Normal-superconducting transition induced by high current densities in YBa2Cu3O7-d melt-textured samples and thin films: Similarities and differences

TL;DR

This study compares the current-induced normal-superconducting transition in melt-textured YBa2Cu3O7-d samples and thin films, revealing similar intrinsic quenching phenomena despite differences in their critical current densities.

Contribution

It proposes a common intrinsic origin for the quenching phenomenon in both bulk and thin film YBa2Cu3O7-d superconductors based on their temperature dependence and dissipation behavior.

Findings

Observed quasi-discontinuity or quenching at high current densities in both samples.

Identified a unique temperature dependence of the J*/Jc ratio.

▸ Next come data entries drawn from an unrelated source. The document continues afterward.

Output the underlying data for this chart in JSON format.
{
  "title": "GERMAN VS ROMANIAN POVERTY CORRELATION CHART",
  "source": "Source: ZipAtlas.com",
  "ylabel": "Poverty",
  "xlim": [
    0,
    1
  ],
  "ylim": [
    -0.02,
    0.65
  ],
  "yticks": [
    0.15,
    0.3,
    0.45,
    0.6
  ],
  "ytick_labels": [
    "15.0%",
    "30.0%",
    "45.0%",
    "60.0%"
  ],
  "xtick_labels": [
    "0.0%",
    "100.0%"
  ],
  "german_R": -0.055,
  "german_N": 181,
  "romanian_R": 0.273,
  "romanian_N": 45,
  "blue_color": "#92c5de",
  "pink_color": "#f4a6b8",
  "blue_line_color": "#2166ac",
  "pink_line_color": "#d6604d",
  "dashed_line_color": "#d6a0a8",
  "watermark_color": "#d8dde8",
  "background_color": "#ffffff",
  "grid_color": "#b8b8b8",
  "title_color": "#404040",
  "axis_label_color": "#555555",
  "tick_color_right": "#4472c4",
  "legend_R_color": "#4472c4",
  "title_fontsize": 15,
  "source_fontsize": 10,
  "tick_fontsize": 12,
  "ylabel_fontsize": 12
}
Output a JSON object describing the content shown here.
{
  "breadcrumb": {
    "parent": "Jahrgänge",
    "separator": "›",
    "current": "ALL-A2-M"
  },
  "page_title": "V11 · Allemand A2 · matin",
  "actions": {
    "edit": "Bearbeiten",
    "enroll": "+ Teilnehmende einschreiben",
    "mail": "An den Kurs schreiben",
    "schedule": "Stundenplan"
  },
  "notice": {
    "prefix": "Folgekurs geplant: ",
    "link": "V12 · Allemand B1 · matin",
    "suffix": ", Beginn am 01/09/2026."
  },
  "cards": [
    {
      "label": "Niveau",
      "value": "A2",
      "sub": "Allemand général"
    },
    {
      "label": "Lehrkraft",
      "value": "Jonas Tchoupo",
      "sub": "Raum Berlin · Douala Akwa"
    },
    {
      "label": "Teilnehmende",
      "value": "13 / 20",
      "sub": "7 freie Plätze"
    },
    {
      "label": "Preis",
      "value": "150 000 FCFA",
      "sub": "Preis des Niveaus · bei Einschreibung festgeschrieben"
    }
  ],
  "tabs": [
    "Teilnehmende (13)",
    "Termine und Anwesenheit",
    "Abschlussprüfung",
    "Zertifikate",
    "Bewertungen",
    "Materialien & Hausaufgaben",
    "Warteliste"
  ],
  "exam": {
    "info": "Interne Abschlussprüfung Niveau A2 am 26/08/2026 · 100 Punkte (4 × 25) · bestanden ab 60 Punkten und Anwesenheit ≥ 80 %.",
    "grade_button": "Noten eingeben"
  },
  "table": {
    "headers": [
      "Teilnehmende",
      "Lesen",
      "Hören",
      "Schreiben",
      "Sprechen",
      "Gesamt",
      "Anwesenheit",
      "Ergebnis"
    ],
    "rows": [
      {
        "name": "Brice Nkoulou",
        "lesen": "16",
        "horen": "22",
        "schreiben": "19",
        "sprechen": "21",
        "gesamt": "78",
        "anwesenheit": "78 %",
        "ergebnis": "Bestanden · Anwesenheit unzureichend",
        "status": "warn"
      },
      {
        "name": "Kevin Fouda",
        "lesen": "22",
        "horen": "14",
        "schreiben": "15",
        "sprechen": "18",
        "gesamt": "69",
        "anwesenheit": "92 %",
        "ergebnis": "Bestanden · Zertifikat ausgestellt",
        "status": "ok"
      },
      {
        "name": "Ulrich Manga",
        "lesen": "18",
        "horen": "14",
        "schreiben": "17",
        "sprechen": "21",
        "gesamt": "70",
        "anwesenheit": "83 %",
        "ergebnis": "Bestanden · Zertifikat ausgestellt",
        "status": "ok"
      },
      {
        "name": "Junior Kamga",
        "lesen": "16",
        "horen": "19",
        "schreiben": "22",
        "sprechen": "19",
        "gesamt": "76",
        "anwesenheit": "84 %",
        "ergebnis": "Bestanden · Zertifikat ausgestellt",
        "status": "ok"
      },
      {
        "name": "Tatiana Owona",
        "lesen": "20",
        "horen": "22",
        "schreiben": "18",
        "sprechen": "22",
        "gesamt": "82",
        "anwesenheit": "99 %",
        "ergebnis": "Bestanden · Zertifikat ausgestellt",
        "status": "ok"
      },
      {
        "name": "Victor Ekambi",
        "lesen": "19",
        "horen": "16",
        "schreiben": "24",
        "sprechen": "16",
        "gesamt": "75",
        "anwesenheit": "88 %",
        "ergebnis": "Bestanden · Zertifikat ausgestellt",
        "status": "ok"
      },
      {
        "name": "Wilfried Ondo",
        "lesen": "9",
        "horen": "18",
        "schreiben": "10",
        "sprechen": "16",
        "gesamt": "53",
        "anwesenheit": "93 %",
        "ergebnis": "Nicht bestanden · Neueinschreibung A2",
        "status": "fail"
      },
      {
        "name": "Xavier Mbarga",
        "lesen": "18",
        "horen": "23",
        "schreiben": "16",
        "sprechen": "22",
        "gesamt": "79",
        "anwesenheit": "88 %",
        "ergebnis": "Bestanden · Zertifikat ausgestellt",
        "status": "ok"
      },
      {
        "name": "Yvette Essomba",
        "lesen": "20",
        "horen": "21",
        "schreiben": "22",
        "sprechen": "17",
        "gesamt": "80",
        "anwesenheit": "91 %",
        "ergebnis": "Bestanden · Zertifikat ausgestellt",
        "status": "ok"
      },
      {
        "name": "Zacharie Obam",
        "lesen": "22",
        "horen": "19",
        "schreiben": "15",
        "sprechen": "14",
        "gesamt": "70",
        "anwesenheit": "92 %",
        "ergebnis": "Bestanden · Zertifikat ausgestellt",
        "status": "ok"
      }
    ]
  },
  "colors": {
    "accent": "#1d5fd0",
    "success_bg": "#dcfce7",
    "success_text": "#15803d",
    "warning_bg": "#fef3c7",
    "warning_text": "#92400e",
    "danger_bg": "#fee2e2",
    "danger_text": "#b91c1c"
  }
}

Supported a single dissipation model explaining the pre-quenching regime.

Abstract

Current-voltage characteristics of top seeded melt-textured YBa2Cu3O7-d are presented. The samples were cut out of centimetric monoliths. Films characteristics were also measured on microbridges patterned on thin films grown by dc sputtering. For both types of samples, a quasi-discontinuity or quenching was observed for a current density J* several times the critical current density Jc. Though films and bulks much differ in their magnitude of both Jc and J*, a proposal is made as to a common intrinsic origin of the quenching phenomenon. The unique temperature dependence observed for the ratio J*/Jc, as well as the explanation of the pre-quenching regime in terms of a single dissipation model lend support to our proposal.